De acordo com o último Boletim Focus, a projeção de inflação para 2026 subiu para 4,86%, ultrapassando o teto da meta estabelecida pelo Conselho Monetário Nacional (CMN), que é de 3% com limite de até 4,5%. Esse avanço é atribuído, principalmente, à alta do petróleo e ao encarecimento de insumos básicos, reflexo direto das tensões geopolíticas.
A taxa Selic é o principal instrumento do Banco Central para controlar a inflação e serve de referência para juros cobrados em empréstimos, financiamentos e aplicações financeiras. A definição da taxa influencia diretamente o consumo, o crédito e o ritmo da economia, sendo ajustada conforme o cenário econômico e as expectativas de inflação.

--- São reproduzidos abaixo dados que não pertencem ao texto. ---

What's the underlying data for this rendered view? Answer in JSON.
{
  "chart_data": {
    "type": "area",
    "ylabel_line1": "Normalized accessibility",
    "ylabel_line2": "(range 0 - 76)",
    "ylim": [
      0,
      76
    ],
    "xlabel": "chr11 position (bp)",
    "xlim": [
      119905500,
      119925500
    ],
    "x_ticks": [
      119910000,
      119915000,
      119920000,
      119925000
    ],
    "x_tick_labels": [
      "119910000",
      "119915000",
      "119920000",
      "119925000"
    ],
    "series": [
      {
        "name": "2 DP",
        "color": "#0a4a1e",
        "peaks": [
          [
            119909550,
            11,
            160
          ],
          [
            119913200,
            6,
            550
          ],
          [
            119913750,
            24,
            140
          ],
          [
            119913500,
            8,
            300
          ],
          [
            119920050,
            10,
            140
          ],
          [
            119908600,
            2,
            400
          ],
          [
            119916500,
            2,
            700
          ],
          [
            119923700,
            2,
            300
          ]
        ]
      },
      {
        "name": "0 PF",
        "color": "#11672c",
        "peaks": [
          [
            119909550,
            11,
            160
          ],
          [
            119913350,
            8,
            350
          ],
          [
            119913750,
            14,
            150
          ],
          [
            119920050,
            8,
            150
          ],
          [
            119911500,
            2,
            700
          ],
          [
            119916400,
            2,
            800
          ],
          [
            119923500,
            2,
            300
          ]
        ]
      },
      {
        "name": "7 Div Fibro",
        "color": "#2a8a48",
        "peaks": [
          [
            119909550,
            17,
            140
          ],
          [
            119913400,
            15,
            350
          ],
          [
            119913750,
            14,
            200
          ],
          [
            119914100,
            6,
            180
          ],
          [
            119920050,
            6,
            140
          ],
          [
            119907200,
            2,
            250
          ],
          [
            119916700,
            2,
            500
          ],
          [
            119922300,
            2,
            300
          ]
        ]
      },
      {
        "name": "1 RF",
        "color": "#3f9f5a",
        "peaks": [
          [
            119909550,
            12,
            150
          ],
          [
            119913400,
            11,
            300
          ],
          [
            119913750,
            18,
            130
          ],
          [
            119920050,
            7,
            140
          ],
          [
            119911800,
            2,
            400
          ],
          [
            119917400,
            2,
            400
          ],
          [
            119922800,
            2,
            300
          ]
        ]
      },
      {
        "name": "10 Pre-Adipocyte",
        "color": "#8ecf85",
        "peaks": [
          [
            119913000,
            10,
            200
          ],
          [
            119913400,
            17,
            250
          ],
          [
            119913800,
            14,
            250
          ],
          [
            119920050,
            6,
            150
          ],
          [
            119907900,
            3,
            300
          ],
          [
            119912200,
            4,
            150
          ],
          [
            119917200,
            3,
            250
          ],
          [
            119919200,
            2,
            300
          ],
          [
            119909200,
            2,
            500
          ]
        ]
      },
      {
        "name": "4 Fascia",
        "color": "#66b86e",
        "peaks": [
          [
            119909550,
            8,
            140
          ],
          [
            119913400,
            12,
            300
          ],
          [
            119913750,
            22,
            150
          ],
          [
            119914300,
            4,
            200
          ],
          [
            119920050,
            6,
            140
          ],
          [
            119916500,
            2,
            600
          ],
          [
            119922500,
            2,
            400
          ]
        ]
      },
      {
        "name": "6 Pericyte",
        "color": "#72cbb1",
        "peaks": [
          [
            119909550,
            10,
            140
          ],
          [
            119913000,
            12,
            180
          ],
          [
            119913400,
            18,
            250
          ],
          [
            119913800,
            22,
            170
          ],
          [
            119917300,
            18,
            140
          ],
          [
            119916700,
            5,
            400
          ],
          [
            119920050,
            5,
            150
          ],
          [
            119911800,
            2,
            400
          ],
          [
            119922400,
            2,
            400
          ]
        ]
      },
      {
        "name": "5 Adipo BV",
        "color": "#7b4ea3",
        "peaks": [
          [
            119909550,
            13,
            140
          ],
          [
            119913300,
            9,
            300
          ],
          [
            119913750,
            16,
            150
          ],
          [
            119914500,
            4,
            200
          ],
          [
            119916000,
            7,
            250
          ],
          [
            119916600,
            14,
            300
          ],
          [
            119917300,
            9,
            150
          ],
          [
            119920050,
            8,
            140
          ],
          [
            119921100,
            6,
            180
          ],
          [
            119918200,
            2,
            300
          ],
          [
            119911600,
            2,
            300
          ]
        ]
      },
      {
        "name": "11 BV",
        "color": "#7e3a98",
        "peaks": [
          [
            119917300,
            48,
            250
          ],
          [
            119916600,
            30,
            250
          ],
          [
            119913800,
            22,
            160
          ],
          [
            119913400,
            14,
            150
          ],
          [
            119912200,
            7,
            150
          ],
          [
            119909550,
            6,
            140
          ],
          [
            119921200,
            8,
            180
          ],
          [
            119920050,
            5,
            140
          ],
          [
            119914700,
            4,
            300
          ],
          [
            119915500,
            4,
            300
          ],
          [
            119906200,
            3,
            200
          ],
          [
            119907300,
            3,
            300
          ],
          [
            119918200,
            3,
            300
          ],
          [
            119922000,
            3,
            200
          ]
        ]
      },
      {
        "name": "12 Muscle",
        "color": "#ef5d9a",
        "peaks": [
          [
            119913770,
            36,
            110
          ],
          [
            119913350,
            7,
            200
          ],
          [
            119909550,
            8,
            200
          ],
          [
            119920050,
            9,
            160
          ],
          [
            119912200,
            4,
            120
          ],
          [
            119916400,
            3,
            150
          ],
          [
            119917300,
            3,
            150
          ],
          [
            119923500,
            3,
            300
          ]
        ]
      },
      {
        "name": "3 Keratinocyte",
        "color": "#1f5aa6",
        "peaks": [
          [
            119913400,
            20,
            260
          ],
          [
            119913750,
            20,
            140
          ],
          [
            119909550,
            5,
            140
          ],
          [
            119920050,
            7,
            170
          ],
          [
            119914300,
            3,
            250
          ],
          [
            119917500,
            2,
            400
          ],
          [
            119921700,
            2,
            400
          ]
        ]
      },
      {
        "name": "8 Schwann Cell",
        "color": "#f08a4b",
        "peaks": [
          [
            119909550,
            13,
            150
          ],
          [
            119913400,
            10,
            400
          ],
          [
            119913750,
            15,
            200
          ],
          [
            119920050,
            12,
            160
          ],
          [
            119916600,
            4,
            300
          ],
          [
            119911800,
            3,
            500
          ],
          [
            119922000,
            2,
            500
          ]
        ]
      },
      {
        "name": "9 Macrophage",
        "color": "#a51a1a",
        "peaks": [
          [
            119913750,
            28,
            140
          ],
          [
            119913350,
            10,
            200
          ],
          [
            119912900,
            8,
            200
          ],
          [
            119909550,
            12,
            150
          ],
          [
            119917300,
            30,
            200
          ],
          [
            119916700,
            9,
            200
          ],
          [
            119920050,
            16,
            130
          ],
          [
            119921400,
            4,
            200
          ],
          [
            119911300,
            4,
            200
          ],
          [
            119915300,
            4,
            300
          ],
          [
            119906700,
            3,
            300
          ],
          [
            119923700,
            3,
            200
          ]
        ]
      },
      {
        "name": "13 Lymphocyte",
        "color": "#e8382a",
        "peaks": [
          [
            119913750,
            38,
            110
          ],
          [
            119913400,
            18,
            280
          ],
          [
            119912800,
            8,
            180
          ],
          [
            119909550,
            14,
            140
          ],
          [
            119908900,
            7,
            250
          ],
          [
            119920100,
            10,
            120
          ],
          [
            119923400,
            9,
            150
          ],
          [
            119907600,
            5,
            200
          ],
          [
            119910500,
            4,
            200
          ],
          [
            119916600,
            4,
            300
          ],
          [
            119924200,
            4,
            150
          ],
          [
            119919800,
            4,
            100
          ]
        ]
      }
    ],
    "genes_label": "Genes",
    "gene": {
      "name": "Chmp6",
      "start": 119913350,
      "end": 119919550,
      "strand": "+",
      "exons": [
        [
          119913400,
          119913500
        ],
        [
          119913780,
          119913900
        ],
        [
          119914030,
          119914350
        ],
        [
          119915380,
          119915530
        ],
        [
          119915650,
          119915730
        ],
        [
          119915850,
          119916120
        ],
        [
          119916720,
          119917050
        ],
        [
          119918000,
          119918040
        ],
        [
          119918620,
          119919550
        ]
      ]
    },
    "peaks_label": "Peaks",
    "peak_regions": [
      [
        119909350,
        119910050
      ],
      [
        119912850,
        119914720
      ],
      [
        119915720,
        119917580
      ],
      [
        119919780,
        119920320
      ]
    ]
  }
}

Apesar do ambiente inflacionário mais pressionado, o mercado financeiro vinha projetando a possibilidade de um novo corte moderado na Selic, de cerca de 0,25 ponto percentual, o que levaria a taxa para 14,50% ao ano. Ainda assim, analistas esperam que o Banco Central adote um tom mais cauteloso nas próximas sinalizações, diante dos riscos externos e da inflação persistente.
A decisão do Copom reflete o desafio de equilibrar o controle da inflação com a necessidade de manter o crescimento econômico. Em um cenário de incertezas globais, o Banco Central tende a agir com prudência, avaliando os impactos da guerra, da volatilidade do petróleo e das expectativas do mercado antes de definir os próximos passos da política monetária.